By International Socialist League – Peru
While the Peruvian Congress was putting together a huge media circus with the debate and vote for the presidential vacancy and while we were celebrating the legitimate joy with the national soccer team, the Constitutional Tribunal ratified the ruling declaring the pardon of the criminal Alberto Fujimori admissible and ordering his release.
Last Monday, the right wing failed to obtain the 87 votes necessary to provoke the fall of Castillo, who was accused of an alleged moral incapacity. The movement in the benches did not stop until the last minute, just a few hours before the plenary session where the motion was debated. Castillo’s defense, the arguments of his own lawyer and the altercations with the pro-Fujimori bench, kept the population in suspense for the entire day. Finally, only 55 congressmen voted in favor of the vacancy, far from the expected 87.
Congress itself took note that among the popular sectors of Peru vacancy does not represent a solution for the workers and the people to the political and institutional crisis, and this pressure was felt by some congressmen. The mobilizations against the pardon to Fujimori were also an alert because once again, the willingness to confront the plans of the ultra-right was demonstrated in the streets.
Castillo and his “search for consensus”
Faced with this threat, Pedro Castillo accelerated his policy of conciliation with the economic powers, renouncing his already lukewarm campaign promises, giving out space to the most conservative sectors who continue to impose the political agenda in the country nowadays. This is why Castillo’s government is going from one setback to another, from crisis to crisis and the reason why the president’s popularity has declined exponentially.
In 8 months of administration, Pedro Castillo has changed 16 ministers and 4 premiers; we can say then that the threat of permanent vacancy is a conditioning tool to make the Executive poder move further to the right based on the “search for consensus”.

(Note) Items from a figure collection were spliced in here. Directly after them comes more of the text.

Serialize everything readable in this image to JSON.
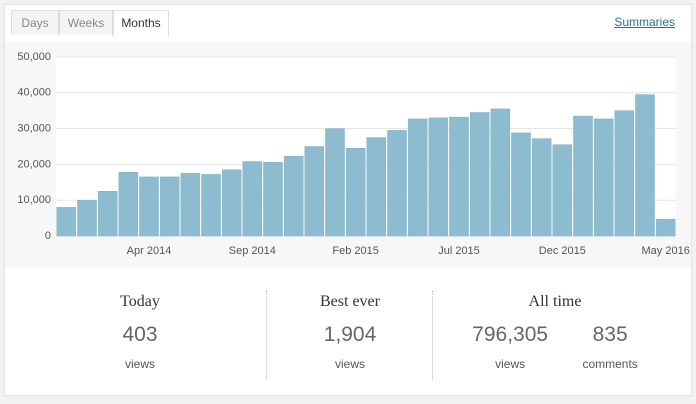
{
  "tabs": [
    "Days",
    "Weeks",
    "Months"
  ],
  "link": "Summaries",
  "chart_data": {
    "type": "bar",
    "color": "#8dbbcf",
    "categories": [
      null,
      null,
      null,
      null,
      "Apr 2014",
      null,
      null,
      null,
      null,
      "Sep 2014",
      null,
      null,
      null,
      null,
      "Feb 2015",
      null,
      null,
      null,
      null,
      "Jul 2015",
      null,
      null,
      null,
      null,
      "Dec 2015",
      null,
      null,
      null,
      null,
      "May 2016"
    ],
    "values": [
      8000,
      10000,
      12500,
      17800,
      16500,
      16500,
      17500,
      17200,
      18500,
      20800,
      20600,
      22300,
      25000,
      30000,
      24500,
      27500,
      29500,
      32700,
      33000,
      33200,
      34500,
      35500,
      28800,
      27200,
      25500,
      33500,
      32700,
      35000,
      39500,
      4700
    ],
    "ylim": [
      0,
      50000
    ],
    "yticks": [
      0,
      {
        "value": 10000,
        "label": "10,000"
      },
      {
        "value": 20000,
        "label": "20,000"
      },
      {
        "value": 30000,
        "label": "30,000"
      },
      {
        "value": 40000,
        "label": "40,000"
      },
      {
        "value": 50000,
        "label": "50,000"
      }
    ],
    "grid": true
  },
  "stats": [
    {
      "title": "Today",
      "items": [
        {
          "value": "403",
          "unit": "views"
        }
      ]
    },
    {
      "title": "Best ever",
      "items": [
        {
          "value": "1,904",
          "unit": "views"
        }
      ]
    },
    {
      "title": "All time",
      "items": [
        {
          "value": "796,305",
          "unit": "views"
        },
        {
          "value": "835",
          "unit": "comments"
        }
      ]
    }
  ]
}
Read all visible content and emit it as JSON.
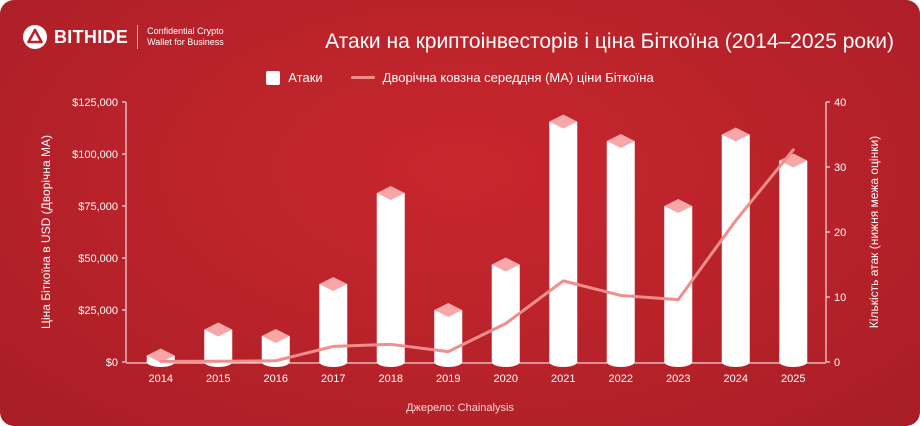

From the first day he assumed his mandate as President, Castillo maintained the validity of the current economic model, prioritizing large private foreign investment to the detriment of the interests and needs of the workers and the people. In addition to this, the government renounced its proposal for the Constituent Assembly and assumed the defense of the 1993 Fujimori Constitution, calling to build a great front for “governability” hand in hand with the national and foreign bourgeoisie, to which Pedro Castillo called on repeated occasions to invest in Peru, since his government declared itself respectful of the rules established in the Constitution of 1993.
Today, Castillo maintains the presidential sash, but he has to pay favors, cede quotas of power, free dictators, continue guaranteeing continuity and forget about the changes he promised. It is no coincidence then that at the same moment and almost silently the ruling of the Constitutional Court in favor of Fujimori’s pardon was confirmed.
Unity and Mobilization against the Pardon and the Constituent Assembly
The Castillo government does not deserve the slightest confidence from us and we do not expect from it any measure that would really benefit the working people; in spite of this, we categorically reject the presidential vacancy since – as we said – this is a reactionary and anti-democratic way out that is aimed at strengthening the ultra-right even more.
We also reiterate the call to the workers, the popular sectors hit by the crisis, the peasants and the youth, to take up once again the mobilization that puts ahead an agenda of their own, of the workers and the people and the need to take up again the struggle for the Free and Sovereign Constituent Assembly. This is a necessary response to overcome the recurrent crises of the Executive power and the current delegitimization of the parliament also expressed in the weakening of public institutions, political parties and their main figures, all acting with their backs turned to the needs of the great majorities.
For us this Constituent Assembly is a step towards the struggle for a government of the workers and the popular sectors, which should also have the power to implement an emergency plan that puts the demands of the great majorities first. We must bring about the broadest unity of political, social, trade union, peasant and student movements to confront impunity and find a political solution.
We ratify that the current situation in our country does not admit superficial changes, but deep changes that turn the tables, so that those who have never governed can govern. Let’s put forward the broadest mobilization to recover our natural and energy resources to achieve national development to restore justice, against impunity, for a free and sovereign Peru. On this road we call on you to walk together in the exciting task of fighting for what is indispensable, that the future of the country be decided by the working people.